POV Tayo si Tyo
Entah sejak kapan aku mulai tertarik pada gadis tomboy itu.
Arlani Nur Saputri, perempuan tomboy dengan penampilan hampir totalitas mirip laki-laki. Rambut pendek, badan agak bongsor. Warna kulit khas anak lapangan yang terbiasa terpapar sinar matahari.
Sama sekali bukan tipe perempuan yang aku sukai. Itu kata hatiku sewaktu pertama melihatnya.
Dia selalu datang ke taman bacaan dengan bersepeda gunung. Masih lengkap dengan memakai baju seragam OSIS sekolahnya. Dia memakai tas punggung eiger, sepatu nike dan Omigod! Kamu tahu, dia memang bukan asli perempuan! Kenapa di dalam roknya dia memakai celana pendek. Sungguh menggangu pemandangan. Haduh.
Bukannya aku sengaja melihat ke arah sana. Tapi, menurutku cewek kalau pakai rok gak usah dobel celana pendek gitu juga kali. Dasar tomboy! Mungkin memang dia sebegitunya tidak bisa mengkondisikan kakinya untuk feminine. Itu penilaianku.

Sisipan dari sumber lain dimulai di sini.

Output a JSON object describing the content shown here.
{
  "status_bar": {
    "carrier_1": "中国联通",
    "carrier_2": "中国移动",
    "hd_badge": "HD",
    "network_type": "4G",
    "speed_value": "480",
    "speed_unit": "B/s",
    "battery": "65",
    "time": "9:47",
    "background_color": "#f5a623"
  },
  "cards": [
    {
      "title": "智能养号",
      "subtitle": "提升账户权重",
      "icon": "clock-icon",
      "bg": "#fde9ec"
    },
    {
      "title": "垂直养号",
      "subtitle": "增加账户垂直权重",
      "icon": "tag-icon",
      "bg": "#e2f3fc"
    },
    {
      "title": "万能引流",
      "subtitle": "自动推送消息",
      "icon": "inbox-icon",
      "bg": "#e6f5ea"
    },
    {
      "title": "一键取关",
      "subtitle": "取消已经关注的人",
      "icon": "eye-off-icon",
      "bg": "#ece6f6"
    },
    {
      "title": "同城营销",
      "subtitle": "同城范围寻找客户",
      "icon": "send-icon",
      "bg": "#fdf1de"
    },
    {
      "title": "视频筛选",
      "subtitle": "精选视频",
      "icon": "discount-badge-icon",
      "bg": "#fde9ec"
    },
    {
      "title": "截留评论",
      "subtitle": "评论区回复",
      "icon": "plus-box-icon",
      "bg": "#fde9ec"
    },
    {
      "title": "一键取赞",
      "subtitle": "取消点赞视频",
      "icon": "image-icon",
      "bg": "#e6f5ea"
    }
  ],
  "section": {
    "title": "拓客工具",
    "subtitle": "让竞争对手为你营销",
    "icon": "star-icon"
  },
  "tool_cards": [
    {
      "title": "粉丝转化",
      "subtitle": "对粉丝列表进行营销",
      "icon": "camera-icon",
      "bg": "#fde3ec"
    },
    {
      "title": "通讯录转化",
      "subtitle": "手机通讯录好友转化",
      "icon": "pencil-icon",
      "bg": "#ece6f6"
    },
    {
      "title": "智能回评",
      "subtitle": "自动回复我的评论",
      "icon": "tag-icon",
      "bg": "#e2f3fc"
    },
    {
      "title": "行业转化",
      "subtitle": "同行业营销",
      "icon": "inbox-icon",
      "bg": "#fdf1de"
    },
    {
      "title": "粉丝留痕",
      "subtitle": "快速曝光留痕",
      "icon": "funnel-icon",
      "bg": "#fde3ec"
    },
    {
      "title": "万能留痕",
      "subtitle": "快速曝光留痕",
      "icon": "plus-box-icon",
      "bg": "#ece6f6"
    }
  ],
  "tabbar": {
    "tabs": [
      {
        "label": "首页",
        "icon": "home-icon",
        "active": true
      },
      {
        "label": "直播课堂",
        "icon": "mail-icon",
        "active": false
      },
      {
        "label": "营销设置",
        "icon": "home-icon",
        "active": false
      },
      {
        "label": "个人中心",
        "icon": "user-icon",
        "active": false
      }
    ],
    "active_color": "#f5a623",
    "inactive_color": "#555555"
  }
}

Tetapi, sebenarnya menurutku dia cukup menarik dan manis.
??
"Om, Inuyasha volume 12 sudah ada?" si Tomboy itu langsung bertanya pada Om penjaga taman bacaan. Ia begitu lincah turun dari sepeda gunungnya.
Sekarang adalah jam pulang sekolah. Lani baru datang ke taman bacaan. Sedangkan aku sudah dari tadi sampai di taman bacaan. Aku sudah mengambil beberapa komik terbitan terbaru dan meminjamnya. Jarak dari sekolahku ke taman bacaan lebih dekat dibanding dari sekolah Lani.
"Udah, Dek. Tapi sudah ada yang minjam. Tuh, yang duduk di sebelah sana," aku pura-pura tidak dengar. Om Penjaga taman bacaan menujuk ke arahku.
Aku menenggelamkan mukaku ke dalam komik yang sedang kubaca. Berpura-pura sibuk membaca komik yang di tanganku. Kemudian aku sedikit melirik.
"Owh, kalau Rurouni Kenshin volume 5?" si Tomboy itu hanya memandangku sekilas.
"Sudah dipinjam juga, Dek,"
"Owh, ya udah makasih. Besok aja saya ke sini lagi ya Om," mungkin dia sedikit kecewa komik yang dicarinya sudah dipinjam orang lain.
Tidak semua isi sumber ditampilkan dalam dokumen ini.